她手上拿着一方铜镜,映出她的雪肤乌发,皓齿明眸,以及眸底的慌乱和不敢置信。
她不是应该陪闺蜜和伯母去五台山拜佛吗?还记得当时,心血来潮,顺手求了根签,签文上说她七天之内必嫁,她一个单身了二十七年的单身狗,七天之内嫁人,这不是逗她玩吗?嗤之以鼻,把签文揉成一团,闺蜜过来抢着看,嬉闹间,她脚下一滑,撞到了菩萨脚上,当时就眼冒金星,往后一倒。
等她醒过来,就躺在这张泛着淡淡檀香的雕花大床上,还是被大夫用银针扎醒的。
进来的是个模样清秀的小丫鬟,眼眶通红,手里端着的大红描金托盘上摆着一碗乌黑的药,近前道,“姑娘,药熬好了,您快趁热喝,吃了药,您才能想起以前的事。
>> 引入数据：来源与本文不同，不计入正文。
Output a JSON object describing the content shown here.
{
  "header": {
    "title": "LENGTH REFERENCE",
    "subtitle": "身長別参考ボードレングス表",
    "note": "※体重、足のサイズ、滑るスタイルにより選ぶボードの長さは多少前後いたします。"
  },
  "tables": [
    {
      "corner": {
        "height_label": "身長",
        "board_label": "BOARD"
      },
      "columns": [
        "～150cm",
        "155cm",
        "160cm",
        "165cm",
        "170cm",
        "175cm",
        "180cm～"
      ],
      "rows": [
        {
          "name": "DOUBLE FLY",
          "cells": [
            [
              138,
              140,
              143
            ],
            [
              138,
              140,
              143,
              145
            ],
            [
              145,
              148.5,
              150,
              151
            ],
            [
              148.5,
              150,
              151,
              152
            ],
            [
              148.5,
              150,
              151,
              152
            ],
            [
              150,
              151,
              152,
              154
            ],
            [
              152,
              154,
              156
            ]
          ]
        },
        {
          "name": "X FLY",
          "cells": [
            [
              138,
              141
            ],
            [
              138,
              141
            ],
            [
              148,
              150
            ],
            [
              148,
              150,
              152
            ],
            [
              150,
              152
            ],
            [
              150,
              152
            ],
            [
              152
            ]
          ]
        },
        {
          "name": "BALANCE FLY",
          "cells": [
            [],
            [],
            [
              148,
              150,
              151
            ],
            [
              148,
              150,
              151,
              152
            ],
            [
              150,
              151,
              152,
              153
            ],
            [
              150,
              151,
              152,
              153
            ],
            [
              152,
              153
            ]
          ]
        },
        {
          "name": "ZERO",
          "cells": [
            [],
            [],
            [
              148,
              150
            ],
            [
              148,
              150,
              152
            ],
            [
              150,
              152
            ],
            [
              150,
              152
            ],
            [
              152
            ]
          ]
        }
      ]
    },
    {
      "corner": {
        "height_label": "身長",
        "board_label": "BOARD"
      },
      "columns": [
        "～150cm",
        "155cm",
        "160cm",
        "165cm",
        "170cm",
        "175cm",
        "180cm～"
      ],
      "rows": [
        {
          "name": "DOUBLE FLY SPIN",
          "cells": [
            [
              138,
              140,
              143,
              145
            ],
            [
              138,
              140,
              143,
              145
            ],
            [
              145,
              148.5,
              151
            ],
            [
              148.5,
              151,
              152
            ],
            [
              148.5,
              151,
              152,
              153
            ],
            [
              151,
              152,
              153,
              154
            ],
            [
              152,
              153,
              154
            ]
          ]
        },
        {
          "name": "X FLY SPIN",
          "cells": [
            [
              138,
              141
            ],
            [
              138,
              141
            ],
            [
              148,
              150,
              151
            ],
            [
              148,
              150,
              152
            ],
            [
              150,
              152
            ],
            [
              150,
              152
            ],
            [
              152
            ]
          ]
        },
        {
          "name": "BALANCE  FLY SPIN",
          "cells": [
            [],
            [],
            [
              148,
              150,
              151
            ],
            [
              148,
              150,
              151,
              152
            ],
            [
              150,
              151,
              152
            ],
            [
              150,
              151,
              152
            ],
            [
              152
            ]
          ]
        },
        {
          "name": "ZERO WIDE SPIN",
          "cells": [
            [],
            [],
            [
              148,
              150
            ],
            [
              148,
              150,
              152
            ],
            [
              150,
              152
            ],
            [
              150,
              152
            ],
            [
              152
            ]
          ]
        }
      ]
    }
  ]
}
”
小丫鬟名叫杏儿。
先前醒来,谁也不认得,大夫诊断她撞伤了脑袋,开了药离开后,这丫鬟凑到她床前,双眸闪亮道,“姑娘,你这回装病装的太像了,奴婢都差点被你骗了过去。”
小丫鬟喋喋不休,苏锦茫然的看着她,问道,“你又是谁?”
当时,屋子里就她和丫鬟两人,小丫鬟当时就懵了,确定苏锦是真的不记得她了,就开始嚎嚎大哭。
不过从这小丫鬟嘴里,苏锦倒是盘问出不少叫人哭笑不得的消息。
她是大齐朝赫赫有名的女土匪,是青云山飞虎寨寨主苏青云和夫人唐氏的掌上明珠,刚刚被册封的东乡侯府嫡女,更是当今皇上的救命恩人。
两个月前,苏锦和小丫鬟在青云山脚下游湖泛舟,碰巧救下被人刺杀的当今圣上,再加上青云山地势险要,易守难攻,朝廷每年都会派兵镇压,皆惨败而回,皇上趁机下旨招安,封苏青云为东乡侯,并赐了这座侯府大宅,三天前,东乡侯府乔迁大喜,本是应该高朋满座,却无一人问津,原因无他,只因东乡侯在下朝时说了一句想在宴会上给自家一双儿女挑门中意的亲事,怕被东乡侯府惦记上,满朝文武都退避三舍。
东乡侯气的火冒三丈,掀桌道,“我苏青云的女儿是洪水还是猛兽,居然被他们在背后如此诋毁!我女儿真看上了,就是埋地底下,我也给她挖出来!”
唐氏瞪了他道,“你要给女儿抢亲?”
东乡侯想了想道,“我看冀北侯府家两位少爷就挺不错……。”
东乡侯和夫人的谈话,正好被小丫鬟听到,回来安慰苏锦,苏锦擦掉眼泪道,“那爹爹抢回来的,我也不一定喜欢啊,要抢,我自己去抢。”
这不,一大清早,苏锦穿戴一新,气势汹汹的带着丫鬟上了街,转了一圈,感觉挺失望的,准备打道回府,正巧看见一男子,看着那妖孽般的容颜,苏锦一颗心扑通乱跳。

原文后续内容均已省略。